GoldDerby.com senior editor Chris Beachum noticed a trend among this year’s awards season favorites as soon as he started compiling his list of the best films of 2012.
“We’re seeing a lot of big ensemble movies this year, even more than normal,” he says. “You’ve got massive groups of well-known actors in films like ‘Argo’ and ‘Django Unchained’ and ‘Les Miz,’ which have a lot of well-known people in them. ‘Lincoln’ has probably got more well-known people in it than any movie this year, with a lot of Oscar winners and Emmy winners.”
With so many star-studded casts to choose from, Backstage spoke to Leonard Maltin, film critic and author of “Leonard Maltin’s Movie Guide”; Christopher Rosen, film critic and editor for Huffington Post Entertainment; Sasha Stone, film critic and editor of AwardsDaily.com; and Beachum to predict the ensembles that will be competing for outstanding performance by a cast in a motion picture at the Screen Actors Guild Awards on Jan. 27.
Maltin calls Steven Spielberg’s “Lincoln” “a perfect example of a film so well cast and with such a rich ensemble, even down to the smallest roles,” that it is guaranteed a nomination. Stone goes a step further and says it is “probably going to win.” Daniel Day-Lewis is already the clear favorite to take home awards for his central performance as our 16th president in his twilight months, but the film is a consensus pick among critics thanks to the rest of the cast, which features Sally Field as Mary Todd Lincoln and Tommy Lee Jones as abolitionist Thaddeus Stevens, with Joseph Gordon-Levitt, Jared Harris, David Strathairn, John Hawkes, James Spader, Jackie Earle Haley, and Hal Holbrook in smaller roles.
In “Argo,” perhaps the only film that can seriously challenge “Lincoln” for world domination, actor-director Ben Affleck leads an ensemble that includes Alan Arkin and John Goodman, along with Bryan Cranston, Victor Garber, Chris Messina, Kyle Chandler, Željko Ivanek, Tate Donovan, Rory Cochrane, and Clea DuVall. “It’s just filled with good actors doing good work, and there’s a lot of them,” Rosen says. Maltin calls it “one of my favorite movies this year.”
A third good bet for an ensemble nomination is “Silver Linings Playbook,” starring Bradley Cooper and Jennifer Lawrence.
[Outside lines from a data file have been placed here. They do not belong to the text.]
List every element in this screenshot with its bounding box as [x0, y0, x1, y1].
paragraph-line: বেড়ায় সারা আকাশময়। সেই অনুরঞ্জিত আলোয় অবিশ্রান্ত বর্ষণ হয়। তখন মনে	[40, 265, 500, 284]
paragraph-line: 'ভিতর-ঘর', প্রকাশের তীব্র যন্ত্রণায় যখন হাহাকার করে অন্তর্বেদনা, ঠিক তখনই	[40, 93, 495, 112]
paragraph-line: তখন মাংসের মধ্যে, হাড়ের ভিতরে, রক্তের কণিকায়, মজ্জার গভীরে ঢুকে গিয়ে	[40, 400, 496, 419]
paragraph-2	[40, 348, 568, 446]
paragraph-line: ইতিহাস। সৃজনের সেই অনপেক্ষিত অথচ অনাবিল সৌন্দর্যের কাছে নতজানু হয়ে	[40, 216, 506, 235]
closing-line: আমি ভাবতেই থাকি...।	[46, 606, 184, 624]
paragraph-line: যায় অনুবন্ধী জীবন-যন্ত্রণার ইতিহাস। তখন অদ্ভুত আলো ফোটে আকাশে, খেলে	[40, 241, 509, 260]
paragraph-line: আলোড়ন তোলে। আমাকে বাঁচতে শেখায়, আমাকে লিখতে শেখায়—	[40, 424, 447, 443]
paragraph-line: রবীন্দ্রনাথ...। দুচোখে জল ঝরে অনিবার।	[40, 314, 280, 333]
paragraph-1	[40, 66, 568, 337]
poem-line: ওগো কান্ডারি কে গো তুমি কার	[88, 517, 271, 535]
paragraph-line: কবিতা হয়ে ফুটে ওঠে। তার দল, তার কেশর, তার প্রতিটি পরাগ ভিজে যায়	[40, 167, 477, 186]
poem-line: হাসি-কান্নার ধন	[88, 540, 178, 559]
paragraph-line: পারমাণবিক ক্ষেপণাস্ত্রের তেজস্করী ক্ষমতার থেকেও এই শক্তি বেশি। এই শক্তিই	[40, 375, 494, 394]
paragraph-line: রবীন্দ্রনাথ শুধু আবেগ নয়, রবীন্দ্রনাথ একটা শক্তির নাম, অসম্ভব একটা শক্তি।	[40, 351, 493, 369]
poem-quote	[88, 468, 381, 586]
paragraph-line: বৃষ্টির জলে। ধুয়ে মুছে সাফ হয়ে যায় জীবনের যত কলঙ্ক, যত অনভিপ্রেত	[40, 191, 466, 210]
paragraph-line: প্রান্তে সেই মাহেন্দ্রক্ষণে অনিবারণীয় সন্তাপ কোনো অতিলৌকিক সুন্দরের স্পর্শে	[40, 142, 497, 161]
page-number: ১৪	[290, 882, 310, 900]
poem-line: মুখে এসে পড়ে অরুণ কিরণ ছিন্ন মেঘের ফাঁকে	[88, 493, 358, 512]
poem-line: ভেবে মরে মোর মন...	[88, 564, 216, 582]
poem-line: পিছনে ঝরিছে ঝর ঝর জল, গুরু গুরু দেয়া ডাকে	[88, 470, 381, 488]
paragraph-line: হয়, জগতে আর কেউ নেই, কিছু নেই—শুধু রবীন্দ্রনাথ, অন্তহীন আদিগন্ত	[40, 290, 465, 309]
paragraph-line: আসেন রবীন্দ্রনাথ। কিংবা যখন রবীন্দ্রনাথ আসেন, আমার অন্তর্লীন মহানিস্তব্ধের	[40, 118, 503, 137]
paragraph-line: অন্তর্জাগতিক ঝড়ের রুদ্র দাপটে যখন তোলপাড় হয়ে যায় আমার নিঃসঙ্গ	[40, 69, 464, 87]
Robert De Niro, Chris Tucker, Jacki Weaver, John Ortiz, Shea Whigham, and Julia Stiles fill out the ensemble. The film’s darkly comedic tone helps it stand out from the rest of the end-of-year dramas, and Rosen points out that “David O. Russell is proven as a good director of actors.”
“Les Misérables” and “Django Unchained” are also both building buzz based on their considerable casts. Hugh Jackman, Russell Crowe, Anne Hathaway, and Amanda Seyfried are among the movie stars who prove their singing talents under the direction of Tom Hooper (“The King’s Speech”) in the “Les Miz” movie musical, while writer-director Quentin Tarantino reunites with actor Christoph Waltz—who chewed up the scenery on his way to winning individual and ensemble acting awards for the filmmaker’s “Inglourious Basterds” in 2010—in “Django,” his revisionist Southern slavery epic that also features Leonardo DiCaprio, Jamie Foxx, Kerry Washington, and Samuel L. Jackson.
Beachum speaks up for one long shot in particular. “A personal favorite would be ‘Moonrise Kingdom,’ ” he says. “Wes Anderson just hasn’t had much success at the SAG Awards, even though his casts are always top-notch.” In fact, the director’s films, which include “The Royal Tenenbaums” and “The Life Aquatic With Steve Zissou,” have never been nominated for any acting or best picture honors by either the Academy or SAG.